Miss Lesley dwarrelt rond. Haar ogen schieten vuur. 'Dat zeg je elke keer. Ik geloof dat liegen nog steeds als een zonde in je religie en in de mijne wordt beschouwd, mijnheer . De manier waarop ze meneer in het Frans zegt, maakt het vies en Frans Johnny krimpt bijna alsof hij is geslagen met de liniaal. "Het werk loopt nooit los."

In de zomer, wanneer de rivier zakt, doet hij dat wel, "zegt Frans Johnny. Maar we weten allemaal dat het saai is. Dat zal hem nergens met Miss Lesley brengen.

"Heb je papieren voor hem?" zij vraagt. 'U kent de wet, nietwaar, mijnheer ? Geen kinderen jonger dan vijftien jaar terwijl de school bezig is? Waar zijn zijn papieren?' Ze kijkt hem nu vol aan. 'Neem me niet voor de gek, meneer .'

Dat vuile woord weer. De liniaal staat op, wijst naar zijn buik.

" Het werk zal nooit verslappen ." Ze doet een stap in zijn richting.

Frans Johnny houdt stand, maar houdt haar in de gaten.

"Arthur Trottier is mijn beste student. Hij zou ooit een leraar of een manager of zelfs een advocaat kunnen zijn. Zolang je hem maar verlaat. Omdat we allebei weten dat de enige manier waarop hij ooit naar deze school zal komen is wanneer je machine spuugt hem eruit. Zoals Thomas daar. '

Zonder zich om te draaien of zelfs maar achterom te kijken, beweegt ze de liniaal rond totdat deze naar Thomas Donahue wijst, de grootste jongen in de klas, die zichzelf op de achterste rij probeert te verbergen.

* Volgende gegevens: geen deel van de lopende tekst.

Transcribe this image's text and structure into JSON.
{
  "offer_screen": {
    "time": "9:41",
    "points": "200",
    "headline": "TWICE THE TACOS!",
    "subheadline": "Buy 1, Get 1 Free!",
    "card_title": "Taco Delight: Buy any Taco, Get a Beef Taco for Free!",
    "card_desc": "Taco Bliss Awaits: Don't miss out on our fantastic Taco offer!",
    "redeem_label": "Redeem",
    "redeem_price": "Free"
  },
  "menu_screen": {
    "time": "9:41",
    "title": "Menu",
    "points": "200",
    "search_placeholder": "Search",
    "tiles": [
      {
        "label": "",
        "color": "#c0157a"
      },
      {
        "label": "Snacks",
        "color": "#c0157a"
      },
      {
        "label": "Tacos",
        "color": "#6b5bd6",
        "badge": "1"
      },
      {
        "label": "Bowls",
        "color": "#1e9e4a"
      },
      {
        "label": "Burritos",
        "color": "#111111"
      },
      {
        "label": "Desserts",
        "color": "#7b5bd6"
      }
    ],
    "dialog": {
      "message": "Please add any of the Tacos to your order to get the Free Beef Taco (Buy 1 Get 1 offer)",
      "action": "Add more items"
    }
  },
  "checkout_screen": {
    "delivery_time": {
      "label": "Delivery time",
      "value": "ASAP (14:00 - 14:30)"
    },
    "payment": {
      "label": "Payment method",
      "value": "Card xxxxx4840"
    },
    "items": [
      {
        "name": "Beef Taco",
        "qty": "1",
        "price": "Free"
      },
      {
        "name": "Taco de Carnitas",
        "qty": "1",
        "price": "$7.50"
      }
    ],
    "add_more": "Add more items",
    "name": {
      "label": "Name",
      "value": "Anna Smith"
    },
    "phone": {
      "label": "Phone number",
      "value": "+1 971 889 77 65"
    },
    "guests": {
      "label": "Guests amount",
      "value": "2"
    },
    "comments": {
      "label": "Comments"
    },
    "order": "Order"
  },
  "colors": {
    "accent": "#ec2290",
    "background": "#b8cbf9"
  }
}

Alle hoofden zwaaien met de liniaal alsof we zelf geen macht hebben om te beslissen waar onze ogen moeten gaan.

Vorige zomer hield Thomas zich voor de gek toen ze een groot nieuw draaiend frame de kamer in brachten. Hij gleed het vet in en de versnellingsbak raakte recht over zijn blote voet. Tegen de tijd dat ze hem van zich af trokken, was het kwaad al geschied.

Thomas bracht drie maanden thuis door. Zijn voet genas helemaal scheef en hij loopt er nu aan de kant van. Zorgt ervoor dat hij ver naar voren leunt om te lopen en hij valt veel. Geen nut meer voor hem bij de molen.

Hij haat school. Ik hoor hem praten over weglopen, maar dat zou heel hard zijn met een voet die rond zichzelf krult als een varen die in het voorjaar uitkomt.

Nu besluit de Franse Johnny dat hij gaat doen alsof Miss Lesley er niet is. Ze hebben dit allemaal eerder meegemaakt. Telkens wanneer de opzichter hem de heuvel op stuurt om een ​​ander kind te verzamelen, doet juffrouw Lesley alsof een van haar armen wordt afgehakt.

"Laten we gaan, jongen, " zegt hij.

'Arthur, jij blijft daar, ' zegt ze, zonder Frans Johnny in de gaten te houden.

Arthur is teruggegaan naar het lezen van ons boek. Hij denkt, misschien als ik doe alsof dit niet gebeurt, dan is het niet. Ik weet dat hij op school wil blijven. Hij is niet zoals ik of de andere jongens. Dougie telt de dagen en smeekt zijn vader om hem de heuvel af te sturen, ook al is hij pas negen. Ik wil ook gaan vanwege het geld dat ik kan verdienen. Sinds mijn vader vier jaar geleden ziek werd, liepen we achter op de rekeningen van de winkel.

Maar Arthur is anders. Als lezen als een machine je slim maakt, dan is hij de slimste persoon die ik ooit kende. Arthur haat lawaai, te veel mensen in de buurt, luide spelletjes. Ik zou je een hele lijst kunnen geven van manieren waarop Arthur anders is dan de andere jongens. Het enige waar Arthur naast zijn moeder van houdt, zijn boeken. Zijn vader stierf afgelopen winter aan de longontsteking. Daarom komt de Franse Johnny hem halen. Arthur en zijn moeder wonen in een molenhuis op French Hill, net als de meesten van ons. Je kunt niet in een molenhuis blijven tenzij elke gezonde persoon werkt. Arthur is twaalf, lang geleden dat hij naar binnen kon gaan.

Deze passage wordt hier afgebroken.